The long and often contentious relationship between Pueblo ratepayers and Black Hills Energy over the high cost of power in recent years has gotten the attention of a fast-emerging new field in energy production: battery and power storage.
JLM Energy is a California-based energy storage company whose vice president of marketing, Ellen Murray Howe, lives in Conifer, Colo. When Howe was doing research this past year on communities with high power costs, Pueblo popped right up.
“It was easy to see that Black Hills’ rate structure was quite high, so I called (the Pueblo Economic Development Corp.) and got a tour of the community,” she said. “Pueblo has high power costs, and that’s where my company can help, so it was a near-perfect scenario.”

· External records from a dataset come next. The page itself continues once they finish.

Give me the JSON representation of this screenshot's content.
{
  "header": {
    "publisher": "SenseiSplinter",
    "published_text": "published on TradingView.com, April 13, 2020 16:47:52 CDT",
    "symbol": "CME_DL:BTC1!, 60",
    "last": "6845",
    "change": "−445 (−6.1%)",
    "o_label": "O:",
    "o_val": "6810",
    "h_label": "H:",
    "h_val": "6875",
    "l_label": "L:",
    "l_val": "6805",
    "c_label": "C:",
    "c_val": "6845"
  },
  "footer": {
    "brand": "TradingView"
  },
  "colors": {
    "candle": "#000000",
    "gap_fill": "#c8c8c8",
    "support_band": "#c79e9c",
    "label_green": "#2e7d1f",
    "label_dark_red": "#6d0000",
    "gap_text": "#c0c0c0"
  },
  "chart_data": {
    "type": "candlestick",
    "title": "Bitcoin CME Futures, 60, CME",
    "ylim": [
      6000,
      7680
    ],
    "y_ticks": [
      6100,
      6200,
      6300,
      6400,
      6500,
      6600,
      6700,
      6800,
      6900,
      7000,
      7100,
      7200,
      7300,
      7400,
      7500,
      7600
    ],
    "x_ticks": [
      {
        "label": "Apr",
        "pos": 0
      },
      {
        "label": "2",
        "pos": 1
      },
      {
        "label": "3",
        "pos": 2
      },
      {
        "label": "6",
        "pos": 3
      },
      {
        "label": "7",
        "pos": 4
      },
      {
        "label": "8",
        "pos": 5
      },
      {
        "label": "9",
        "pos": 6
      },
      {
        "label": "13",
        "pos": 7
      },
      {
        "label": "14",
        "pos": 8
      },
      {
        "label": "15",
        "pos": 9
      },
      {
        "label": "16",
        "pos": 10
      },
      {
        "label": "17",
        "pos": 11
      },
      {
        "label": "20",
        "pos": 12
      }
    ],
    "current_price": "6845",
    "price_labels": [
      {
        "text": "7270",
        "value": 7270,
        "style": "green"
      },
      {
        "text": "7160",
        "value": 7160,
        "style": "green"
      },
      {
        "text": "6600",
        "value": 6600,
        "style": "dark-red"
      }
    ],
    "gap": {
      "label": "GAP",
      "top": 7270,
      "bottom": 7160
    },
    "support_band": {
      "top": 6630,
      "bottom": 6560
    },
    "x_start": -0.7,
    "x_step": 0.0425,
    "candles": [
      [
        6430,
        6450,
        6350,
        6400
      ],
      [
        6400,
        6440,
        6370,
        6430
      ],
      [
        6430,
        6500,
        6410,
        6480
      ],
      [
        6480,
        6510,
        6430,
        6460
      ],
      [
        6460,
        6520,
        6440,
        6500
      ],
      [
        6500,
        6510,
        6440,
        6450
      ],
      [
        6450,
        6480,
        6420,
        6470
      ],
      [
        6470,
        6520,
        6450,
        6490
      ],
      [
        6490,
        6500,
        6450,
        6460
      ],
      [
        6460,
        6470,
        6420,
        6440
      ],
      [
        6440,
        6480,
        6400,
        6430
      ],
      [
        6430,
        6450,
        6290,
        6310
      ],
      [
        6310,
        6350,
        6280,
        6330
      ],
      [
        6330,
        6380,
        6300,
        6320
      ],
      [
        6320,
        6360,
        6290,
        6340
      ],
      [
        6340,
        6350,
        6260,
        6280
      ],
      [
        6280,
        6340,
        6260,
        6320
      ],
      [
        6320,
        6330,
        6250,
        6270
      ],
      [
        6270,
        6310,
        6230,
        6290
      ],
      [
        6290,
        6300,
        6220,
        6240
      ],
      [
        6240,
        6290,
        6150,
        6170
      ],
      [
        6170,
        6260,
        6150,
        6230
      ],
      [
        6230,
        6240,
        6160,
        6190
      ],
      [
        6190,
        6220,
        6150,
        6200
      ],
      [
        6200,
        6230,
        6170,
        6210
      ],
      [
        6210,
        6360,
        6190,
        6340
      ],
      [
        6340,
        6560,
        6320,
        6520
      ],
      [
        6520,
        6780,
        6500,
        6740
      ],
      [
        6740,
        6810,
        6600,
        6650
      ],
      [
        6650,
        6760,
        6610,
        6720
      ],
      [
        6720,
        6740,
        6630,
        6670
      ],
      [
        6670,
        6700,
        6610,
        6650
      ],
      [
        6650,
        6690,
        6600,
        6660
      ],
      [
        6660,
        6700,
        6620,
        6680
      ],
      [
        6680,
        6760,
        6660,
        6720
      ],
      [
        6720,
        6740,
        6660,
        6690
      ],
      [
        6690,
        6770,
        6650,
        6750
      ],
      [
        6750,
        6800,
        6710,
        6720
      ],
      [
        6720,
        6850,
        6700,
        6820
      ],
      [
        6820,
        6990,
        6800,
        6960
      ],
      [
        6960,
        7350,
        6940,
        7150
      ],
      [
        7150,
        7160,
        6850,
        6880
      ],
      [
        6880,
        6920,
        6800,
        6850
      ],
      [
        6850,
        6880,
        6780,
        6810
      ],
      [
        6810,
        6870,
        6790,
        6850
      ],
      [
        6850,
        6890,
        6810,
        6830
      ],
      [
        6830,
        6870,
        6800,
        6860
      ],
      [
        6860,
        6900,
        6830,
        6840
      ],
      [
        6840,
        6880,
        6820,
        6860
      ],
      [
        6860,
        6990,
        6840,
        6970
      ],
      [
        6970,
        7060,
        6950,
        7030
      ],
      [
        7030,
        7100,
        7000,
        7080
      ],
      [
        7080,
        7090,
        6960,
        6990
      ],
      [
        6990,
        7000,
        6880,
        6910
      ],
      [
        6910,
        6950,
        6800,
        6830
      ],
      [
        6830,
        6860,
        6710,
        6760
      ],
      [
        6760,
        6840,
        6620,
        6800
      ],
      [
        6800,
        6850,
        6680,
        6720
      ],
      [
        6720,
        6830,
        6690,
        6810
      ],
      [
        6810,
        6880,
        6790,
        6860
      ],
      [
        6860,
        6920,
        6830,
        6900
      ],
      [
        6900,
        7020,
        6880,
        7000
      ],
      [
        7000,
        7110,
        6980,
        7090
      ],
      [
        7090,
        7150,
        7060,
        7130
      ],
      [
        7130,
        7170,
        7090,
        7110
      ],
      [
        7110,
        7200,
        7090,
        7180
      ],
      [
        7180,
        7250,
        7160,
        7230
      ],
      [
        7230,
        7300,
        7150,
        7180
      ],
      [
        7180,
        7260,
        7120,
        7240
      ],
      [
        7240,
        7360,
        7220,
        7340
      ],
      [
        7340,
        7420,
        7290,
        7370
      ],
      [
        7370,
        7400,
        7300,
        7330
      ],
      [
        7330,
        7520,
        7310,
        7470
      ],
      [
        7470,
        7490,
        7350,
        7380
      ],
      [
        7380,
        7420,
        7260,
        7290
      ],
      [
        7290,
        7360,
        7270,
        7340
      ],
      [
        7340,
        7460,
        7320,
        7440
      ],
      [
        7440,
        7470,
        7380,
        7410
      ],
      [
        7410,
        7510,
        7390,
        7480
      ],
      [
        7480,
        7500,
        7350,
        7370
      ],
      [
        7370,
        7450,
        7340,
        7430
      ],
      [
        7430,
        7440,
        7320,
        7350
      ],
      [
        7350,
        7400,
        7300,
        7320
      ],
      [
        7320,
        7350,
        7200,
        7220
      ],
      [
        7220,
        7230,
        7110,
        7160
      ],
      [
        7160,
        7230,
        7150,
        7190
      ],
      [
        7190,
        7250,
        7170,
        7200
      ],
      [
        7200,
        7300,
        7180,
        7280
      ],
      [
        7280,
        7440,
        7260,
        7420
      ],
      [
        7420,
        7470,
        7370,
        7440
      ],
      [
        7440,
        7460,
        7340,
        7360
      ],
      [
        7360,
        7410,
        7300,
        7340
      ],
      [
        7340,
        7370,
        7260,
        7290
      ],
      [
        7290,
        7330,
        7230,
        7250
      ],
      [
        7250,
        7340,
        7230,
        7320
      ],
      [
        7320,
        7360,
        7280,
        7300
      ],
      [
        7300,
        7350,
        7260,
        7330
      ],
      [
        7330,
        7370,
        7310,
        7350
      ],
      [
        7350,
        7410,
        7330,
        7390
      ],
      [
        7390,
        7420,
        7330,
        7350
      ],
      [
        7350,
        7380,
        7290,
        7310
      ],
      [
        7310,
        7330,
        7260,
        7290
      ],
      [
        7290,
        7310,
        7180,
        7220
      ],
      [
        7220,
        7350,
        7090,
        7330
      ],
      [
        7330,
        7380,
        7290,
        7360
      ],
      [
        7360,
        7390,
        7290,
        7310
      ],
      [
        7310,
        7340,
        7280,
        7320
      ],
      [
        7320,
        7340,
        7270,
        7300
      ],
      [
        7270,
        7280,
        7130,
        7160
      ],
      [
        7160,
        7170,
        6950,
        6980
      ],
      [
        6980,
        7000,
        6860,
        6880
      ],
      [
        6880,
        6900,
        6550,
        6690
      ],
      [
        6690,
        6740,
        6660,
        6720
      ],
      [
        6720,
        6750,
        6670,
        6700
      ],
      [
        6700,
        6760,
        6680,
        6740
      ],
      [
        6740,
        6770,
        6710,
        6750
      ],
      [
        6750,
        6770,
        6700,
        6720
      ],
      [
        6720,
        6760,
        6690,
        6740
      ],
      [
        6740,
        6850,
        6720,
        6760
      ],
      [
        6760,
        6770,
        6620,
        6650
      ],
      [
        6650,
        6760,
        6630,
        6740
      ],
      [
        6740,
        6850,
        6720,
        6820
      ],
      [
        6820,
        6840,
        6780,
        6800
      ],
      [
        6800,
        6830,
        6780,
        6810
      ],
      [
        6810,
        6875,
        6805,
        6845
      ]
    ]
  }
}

What’s important here isn’t that JLM has been talking to local businesses in the past year, but that the company and its competitors are offering a new way to use electric power: getting it as cheaply as possible — whether on or off the grid — and storing it for later use. JLM is especially interested in commercial customers and light manufacturing.
“I’ve talked to commercial users in Pueblo that are spending $150,000 or more a year on electricity,” said Howe. “Those are businesses that would benefit from being able to buy and store cheaper power.”
For example, Black Hills business customers pay a rate, called a demand charge, that is based on peak use. If the customer could spread out that use so it bought power at a lower demand price, it could use that stored electricity at peak times but without the higher cost.
Similarly, utilities sometimes offer “time-of-use” rates, meaning cheaper power at times of low demand, like at night. With a storage system, customers can buy that power at night, store it and then use it during the day.
It’s a simple idea but stayed on the drawing board in past decades because battery technology was so cumbersome. Not any more. Storage batteries are now in cars, attached to solar arrays, even replacing full-blown power plants.
Utilities are investing in the storage systems to cut the costs of power they buy off the grid during peak hours.
“The level of knowledge is growing so fast we’re seeing it on both sides of the meter,” Howe said.
And, right now, customers who purchase solar-power and storage systems can still get a 30 percent federal tax credit.
As Pueblo looks at creating its own municipal-owned utility, power storage will likely be a larger part of the conversation because it is changing how businesses and even households operate and use power.
“I think we see Puerto Rico moving into power storage in a big way as it rebuilds its power system,” Howe said. “We seem to have hit a tipping point.”